Blooming!!
- Christy Adams-Author
- Aug 29, 2017
- 4 min read

We've all heard the saying, "Bloom where you're planted".
And we all know what it means, I think.
But for those who need a reminder, the meaning is simple: make the best of your current situation and become who you were created to be regardless of where you are.
I love that!!
I was speaking with my friend last week about possibly buying a camper at a campground. I'd looked at some pictures she'd sent and was super excited at the concept of getting away to a quiet area every couple of months and being able to put all of life's problems behind me for a while. The very thought of being able to escape my current situation in my hometown was exhilarating, to say the least.
So in looking at the photos, telling my son about it, and picturing myself signing the papers, I was ready and willing to pack up and go. LOL.
Until my friend sent me a message from her husband telling me that the camper was way overpriced, not the best investment at this time and maybe I shouldn't be so hasty to jump since my home is already between WV and LA, and life for me is not very settled at the moment. She and he made some other good points as well. But it felt as if someone had let the air out of my balloon and I was as sad as a child suddenly. I felt hurt and disappointed that I had to stay here in what feels like pure hell at times. I messaged her and told her all of the reasons that I HAD to go, all the reasons that I NEEDED to move away from here immediately.

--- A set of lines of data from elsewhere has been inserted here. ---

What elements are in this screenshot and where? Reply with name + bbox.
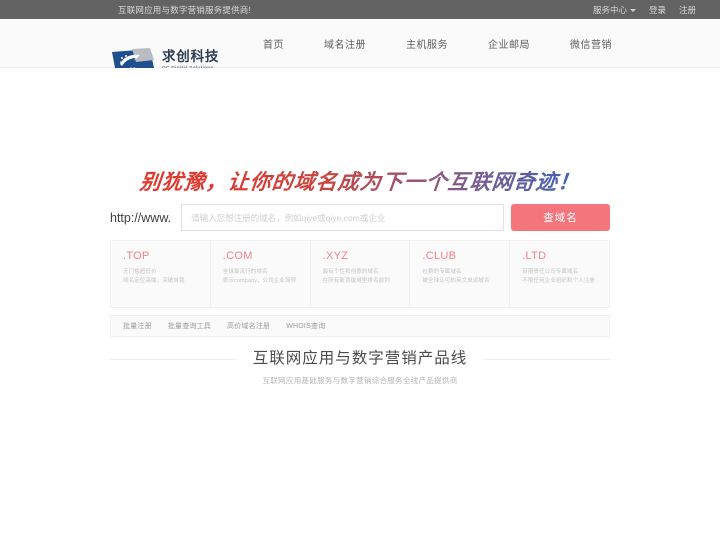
tld-desc-line1: 最有个性和创意的域名 xyxy=(322,269,379,275)
domain-quick-links: 批量注册 批量查询工具 高价域名注册 WHOIS查询 xyxy=(110,315,610,337)
section-heading-block: 互联网应用与数字营销产品线 互联网应用基础服务与数字营销综合服务全线产品提供商 xyxy=(0,346,720,386)
domain-search-input[interactable] xyxy=(181,204,504,231)
register-link[interactable]: 注册 xyxy=(679,4,696,16)
site-header: QC 求创科技 QC Digital Solutions 首页 域名注册 主机服… xyxy=(0,19,720,73)
search-domain-button[interactable]: 查域名 xyxy=(511,204,610,231)
link-bulk-register[interactable]: 批量注册 xyxy=(123,321,152,331)
tld-name: .XYZ xyxy=(322,250,349,262)
tld-desc-line2: 在所有新顶级域里排名前列 xyxy=(322,278,390,284)
tld-promo-strip: .TOP 无门槛超低价 域名定位高端，突破自我 .COM 全球最流行的域名 表示… xyxy=(110,240,610,308)
hero-section: 别犹豫，让你的域名成为下一个互联网奇迹！ http://www. 查域名 .TO… xyxy=(0,68,720,337)
tld-desc-line1: 有限责任公司专属域名 xyxy=(522,269,579,275)
hero-headline: 别犹豫，让你的域名成为下一个互联网奇迹！ xyxy=(0,166,720,196)
topbar-slogan: 互联网应用与数字营销服务提供商! xyxy=(118,4,252,15)
page-root: 互联网应用与数字营销服务提供商! 服务中心 登录 注册 求创科技 首页 域名注册… xyxy=(0,0,720,540)
nav-item-domain-registration[interactable]: 域名注册 xyxy=(304,36,386,51)
tld-desc-line1: 无门槛超低价 xyxy=(123,269,157,275)
tld-name: .COM xyxy=(222,250,253,262)
topbar-actions: 服务中心 登录 注册 xyxy=(593,4,696,16)
nav-item-wechat-marketing[interactable]: 微信营销 xyxy=(550,36,632,51)
section-title: 互联网应用与数字营销产品线 xyxy=(236,346,484,368)
link-premium-domains[interactable]: 高价域名注册 xyxy=(227,321,270,331)
link-bulk-query-tool[interactable]: 批量查询工具 xyxy=(168,321,211,331)
top-utility-bar: 互联网应用与数字营销服务提供商! 服务中心 登录 注册 xyxy=(0,0,720,19)
protocol-label: http://www. xyxy=(110,210,172,225)
tld-desc-line2: 不限任何企业组织和个人注册 xyxy=(522,278,595,284)
nav-item-home[interactable]: 首页 xyxy=(255,36,304,51)
service-center-menu[interactable]: 服务中心 xyxy=(593,4,636,16)
login-link[interactable]: 登录 xyxy=(649,4,666,16)
tld-name: .CLUB xyxy=(422,250,457,262)
tld-card-ltd[interactable]: .LTD 有限责任公司专属域名 不限任何企业组织和个人注册 xyxy=(510,241,609,307)
logo-name-cn: 求创科技 xyxy=(162,48,220,65)
tld-name: .LTD xyxy=(522,250,547,262)
tld-desc-line2: 域名定位高端，突破自我 xyxy=(123,278,185,284)
tld-desc-line1: 全球最流行的域名 xyxy=(222,269,268,275)
tld-desc-line1: 社群的专属域名 xyxy=(422,269,462,275)
product-line-section: 互联网应用与数字营销产品线 互联网应用基础服务与数字营销综合服务全线产品提供商 … xyxy=(0,346,720,386)
tld-card-xyz[interactable]: .XYZ 最有个性和创意的域名 在所有新顶级域里排名前列 xyxy=(311,241,411,307)
tld-desc-line2: 被全球认可的英文单词域名 xyxy=(422,278,490,284)
link-whois-lookup[interactable]: WHOIS查询 xyxy=(286,321,325,331)
section-subtitle: 互联网应用基础服务与数字营销综合服务全线产品提供商 xyxy=(262,376,458,385)
chevron-down-icon xyxy=(629,8,636,12)
nav-item-hosting[interactable]: 主机服务 xyxy=(386,36,468,51)
tld-name: .TOP xyxy=(123,250,150,262)
service-center-label: 服务中心 xyxy=(592,4,627,15)
tld-desc-line2: 表示company，公司企业简称 xyxy=(222,278,297,284)
tld-card-top[interactable]: .TOP 无门槛超低价 域名定位高端，突破自我 xyxy=(111,241,211,307)
domain-search-bar: http://www. 查域名 xyxy=(110,204,610,231)
tld-card-com[interactable]: .COM 全球最流行的域名 表示company，公司企业简称 xyxy=(211,241,311,307)
tld-card-club[interactable]: .CLUB 社群的专属域名 被全球认可的英文单词域名 xyxy=(410,241,511,307)
nav-item-enterprise-mail[interactable]: 企业邮局 xyxy=(468,36,550,51)
main-navigation: 首页 域名注册 主机服务 企业邮局 微信营销 xyxy=(255,19,632,68)
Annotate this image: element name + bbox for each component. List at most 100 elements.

I went on about my day of running errands and the normal to-do lists we all have. On my very last stop, everything fell into perspective for me.
I had to visit a body shop and as I was standing outside speaking to the owner, an old boat caught my eye. I'm not sure what they call them but it was like a racing boat and was flat on the ground, not like a boat you take the whole family on.
Anyway, I could see that the boat had been there awhile because there was grass grown up around it and some weeds had even grown up through the front of it. I saw a small briar bush poking up through one of the seats. I joked about being there to buy a good boat and we all laughed.
But what stood out to me the most was in the middle of the old boat, amongst the weeds and the briars was one of the prettiest flowers I've ever seen. It was kind of shaped like a tulip but I know it wasn't one of those. I'm not sure what it was but the little thing was beautiful. It was red and in full bloom. I stood there for a second staring at it as the others talked. I wondered how the little thing survived among all of the weeds around it, trying to choke it out. I thought how unfair it was that the flower had to be there in the ugliest of surroundings when it deserved to be in a big, beautiful garden among God's other handiwork.
I finished my business and started home, unable to get the flower out of my mind. I thought, if only I could somehow dig it up and transplant it to where it belonged, then it would be better off.
After I got home, I settled in and got to work. That's when it all hit me. That flower is EXACTLY where she needs to be. In the middle of that junky, old boat with those ugly weeds and briars.
The flower was the ONLY bright spot in the whole lot of wrecked cars and motors. The beauty of the flower stood out among the ugly that surrounded it. It certainly caught my attention and caused me to take thought of some things in my life.
I have a feeling that God put that flower there for a reason. I have a feeling that flower may not like where she is, but she is going to do her best to be who God created her to be; a flower among the weeds. She certainly made me smile and think.
I realized that I can move to a more beautiful place, a quiet garden where I would be happier, perhaps. But maybe I'm needed here in this place surrounded by briars and weeds that try and choke me out. Maybe God wants me to bloom right here for now and bring beauty to a place that otherwise would only be dull. Maybe.
I messaged my friend again.
This time I explained that I need to stay here and face things.
I realized with God you can find peace anywhere you are on the map. I thought of the flower and how she doesn't complain, but stands there and does what she was created to do for God.
So that's when the saying, bloom where you're planted come to my mind. I thought, so what if I need to be here for a while, I'll bloom while I'm here. And I do believe that God has a work for me to complete here first before I am able to move away permenantly. God wants me to learn the difference in moving because it's the right time for it and moving just to run away from problems. And that is exactly now I've been feeling these last few days. I've moved twice in my life to run from problems and let me tell you, they follow you. You don't leave them behind, them little boogers come along, lol.
I know that LA will be home for a while, but not forever. I don't have any desire to live there for the rest of my life. So in the meantime, I'll keep looking and waiting on God. After all, He knows what's best for me.
I'll bloom here in my little hometown and show the love of God to those who may need a bright spot in their day, just like the flower did for me. I'll grow among the weeds and briars that wish to take over the garden. Others will see that it is possible to bloom where you're planted.
Remember to work hard and Dream Big!!